The Thursday morning update from ODOT:

"Interstate 5 southbound at Ashland: Latest word from Caltrans is to expect a late morning opening of the interstate into California. Interstate traffic bound for California should avoid the south Ashland Exit 14 area due to major congestion/crowding in the area anticipating a reopening.

"There is no detour on any other roads into California. U.S. Highway 97 remains closed south of Dorris, CA. And there are no shortcuts on any other roads, despite what GPS may show.

"In past California closures, prior to any announced reopening, crews at the Exit 11 chain screening location will begin metering vehicles as part of a 'soft' opening. This initially helps with congestion on the interstate and when traffic reaches California problem areas.

"Best advice for travelers when an opening is announced: Wait a bit longer until the traffic jam clears and expect delays and congestion into California."

Officials also closed part of Interstate 84 eastbound in Eastern Oregon near La Grande because of snow and vehicle crashes.

The Portland area also saw snow-covered roads in some places Wednesday after an icy Tuesday that led to school delays.

Check our road conditions webcams page and ODOT TripCheck page for the latest traffic updates and live webcams.

KTVZ news sources

Comments

23 Comments

      1. Yet again it’s the vehicle not the drivers fault. Lol. Always have to blame something other than the person. Big tires, snow plows, no gravel, the list goes on and on but it’s never the driver.
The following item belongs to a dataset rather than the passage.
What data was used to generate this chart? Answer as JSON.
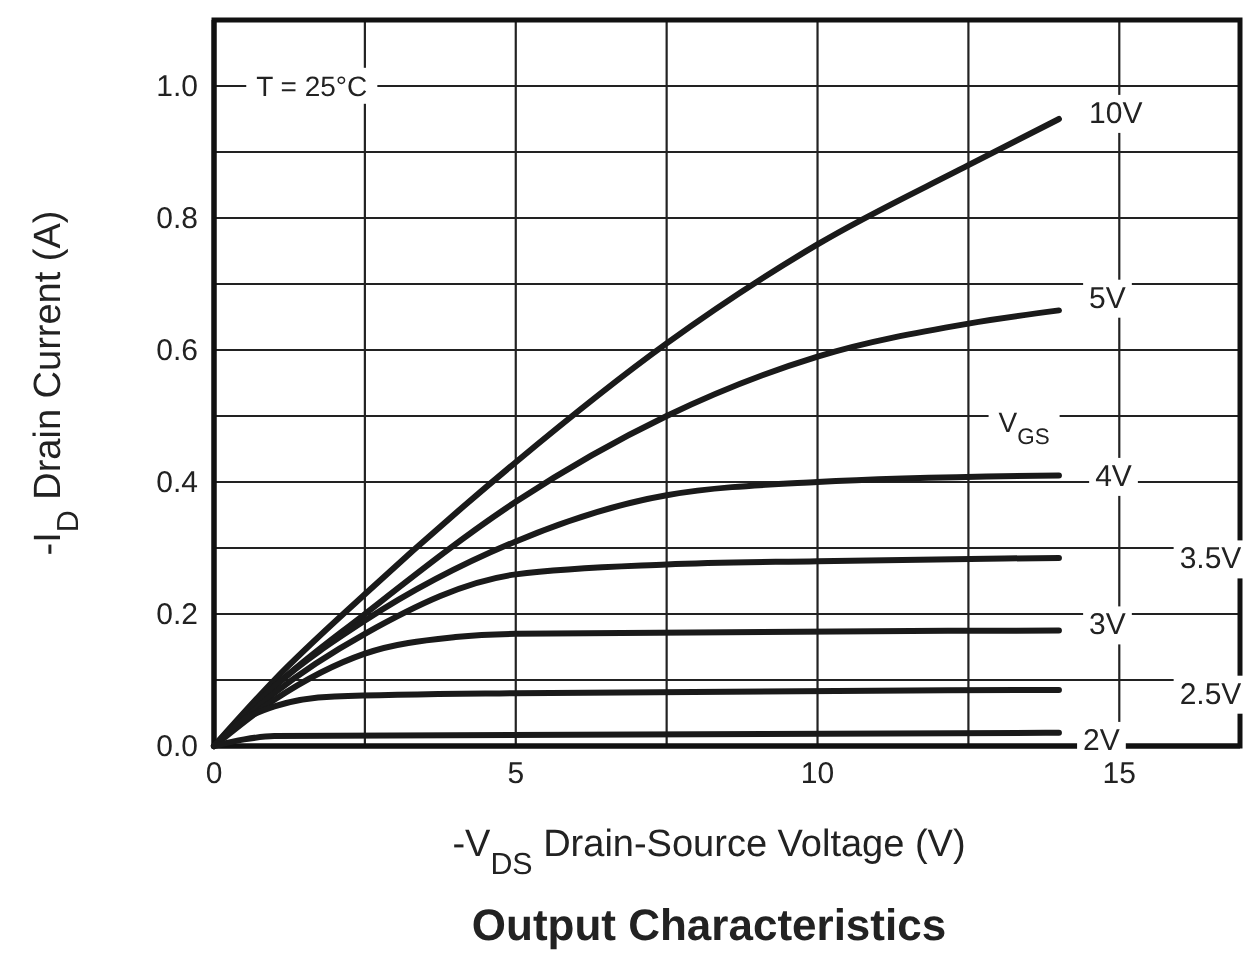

  1. I drove by the accident and oddly enough neither semi involved had their chains on……. Thankful they hit one another and not a smaller vehicle, as it would not be them who suffers the most.

    1. The term ‘professional truck driver’ left the building several years ago. Today it’s who ever can pass a wham bam thank you mam course and get a cdl. Many are simply inexperienced non career oriented young folks. Some are immigrants who have challenges with english, geography, unique climate, and road signage. Even the ‘professional’ drivers would scoff at chains. They believe because of their experience at reading traction conditions, they can get through most anything but solid ice.

      1. The trucking industry has stealthed the term rookie with professional. A driver actually can not be professional without experience. Being professional includes knowing your limitations. And that includes knowing when you can get away with chaining up or not. Chaining is a time consuming process. Rookie drivers should chain especially when in doubt. Typically drivers don’t get paid to chain up, and if that truck is not moving they’re not making money.

        As far as your comment about ice, again experience paves the way. And of course with experience in some cases comes mistakes.

  2. Later tonight the young’uns which think they’re invincible will be out drifting or doing 🍩 s in parking lots. They seem to get a kick out if that stuff, hell staying horizontal is a challenge for me.